My phone buzzes. The Facetime call has failed. I glance downwards and reinitiate connection.
“You’re back! It’s pretty desolate here, Andrew — beautiful, but desolate,” my dad says, continuing from where he was cutoff. I had seen pictures of Heart Mountain, the rolling plains and blue horizon interrupted only by the slab of granite that gives the place its name. He’s right: It’s beautiful. “Hard to imagine Gra here though,” he adds. I had also seen pictures of the barbed wire, guard towers, and barracks that stood in the same place.
This summer, I found myself in a curious situation: My parents and two of my older siblings had traveled to Heart Mountain for a “pilgrimage” organized for the descendants of those interned there, while I was in Istanbul, working as an Arabic translator and reporting on the refugee crisis.
Two years had elapsed since I learned that my conversation with Gra had never taken place.
Coming to terms with that revelation — I haven’t completely, not yet — means realizing that perhaps I had never known Gra at all, and now, years after her death, I never will.

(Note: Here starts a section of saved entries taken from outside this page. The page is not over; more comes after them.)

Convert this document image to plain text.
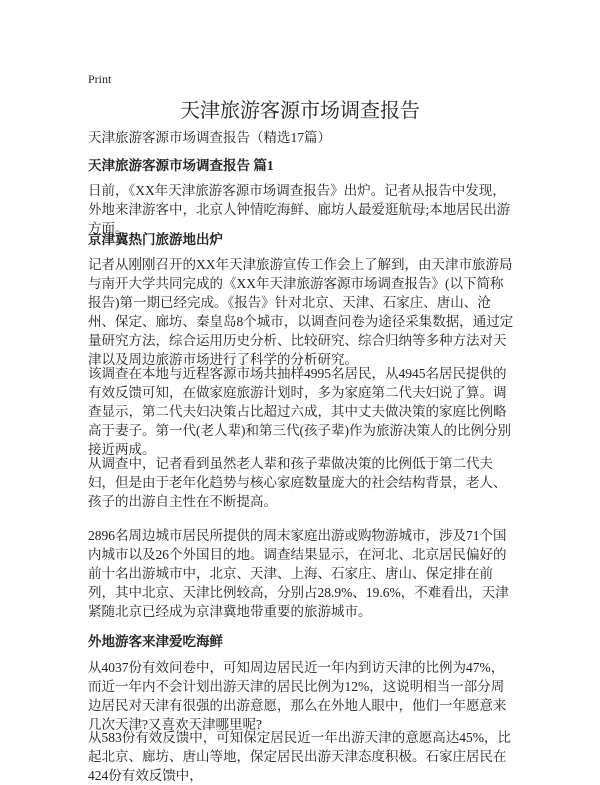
Print
天津旅游客源市场调查报告
天津旅游客源市场调查报告（精选17篇）
天津旅游客源市场调查报告 篇1

日前，《XX年天津旅游客源市场调查报告》出炉。记者从报告中发现，外地来津游客中，北京人钟情吃海鲜、廊坊人最爱逛航母;本地居民出游方面。

京津冀热门旅游地出炉

记者从刚刚召开的XX年天津旅游宣传工作会上了解到，由天津市旅游局与南开大学共同完成的《XX年天津旅游客源市场调查报告》(以下简称报告)第一期已经完成。《报告》针对北京、天津、石家庄、唐山、沧州、保定、廊坊、秦皇岛8个城市，以调查问卷为途径采集数据，通过定量研究方法，综合运用历史分析、比较研究、综合归纳等多种方法对天津以及周边旅游市场进行了科学的分析研究。

该调查在本地与近程客源市场共抽样4995名居民，从4945名居民提供的有效反馈可知，在做家庭旅游计划时，多为家庭第二代夫妇说了算。调查显示，第二代夫妇决策占比超过六成，其中丈夫做决策的家庭比例略高于妻子。第一代(老人辈)和第三代(孩子辈)作为旅游决策人的比例分别接近两成。

从调查中，记者看到虽然老人辈和孩子辈做决策的比例低于第二代夫妇，但是由于老年化趋势与核心家庭数量庞大的社会结构背景，老人、孩子的出游自主性在不断提高。

2896名周边城市居民所提供的周末家庭出游或购物游城市，涉及71个国内城市以及26个外国目的地。调查结果显示，在河北、北京居民偏好的前十名出游城市中，北京、天津、上海、石家庄、唐山、保定排在前列，其中北京、天津比例较高，分别占28.9%、19.6%，不难看出，天津紧随北京已经成为京津冀地带重要的旅游城市。

外地游客来津爱吃海鲜

从4037份有效问卷中，可知周边居民近一年内到访天津的比例为47%，而近一年内不会计划出游天津的居民比例为12%，这说明相当一部分周边居民对天津有很强的出游意愿，那么在外地人眼中，他们一年愿意来几次天津?又喜欢天津哪里呢?

从583份有效反馈中，可知保定居民近一年出游天津的意愿高达45%，比起北京、廊坊、唐山等地，保定居民出游天津态度积极。石家庄居民在424份有效反馈中，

I will never know what she thought of internment or its parallels to the modern day. I had never made the promise that for so long animated my choices.
Yet when my family visited Heart Mountain together for the first time this summer, I went to Turkey instead, knowing that I would miss the trip, miss seeing the place where she had been interned. My family didn’t expect to learn anything groundbreaking from the pilgrimage — but I felt like I was actively turning my back on “the truth,” whatever that was, chasing instead after this false memory, this ephemeral, impossible promise.
What would happen, I would wonder, watching the seagulls, if I ended the pursuit that had taken me to New York, Rabat, Harvard, and finally Istanbul, if I folded my wings and allowed the breeze to carry me far, far down the Bosporus?
Maybe I would wind up home. But I would never skip inside, mom and dad in tow, never again curl up with Gra on the couch. Never would I be able to ask her the questions that so desperately demanded answers.
I have long outgrown every sweater she ever knit for me. But I’m not sure I’ll ever outgrow the pledge I genuinely believed I had made to her.
I haven’t folded my wings yet. The seagulls struggle against the wind, and so do I.
I will fulfill the promise I made, if not to Gra, then in her honor.
The Christmas lights, the cars; the fear, the pain, the call-to-action: It was, after all, all a lie. But every day I choose to believe in it; every day I choose to trust the truths enshrined within it, to fight fervently, desperately for the future I imagine Gra would have wanted.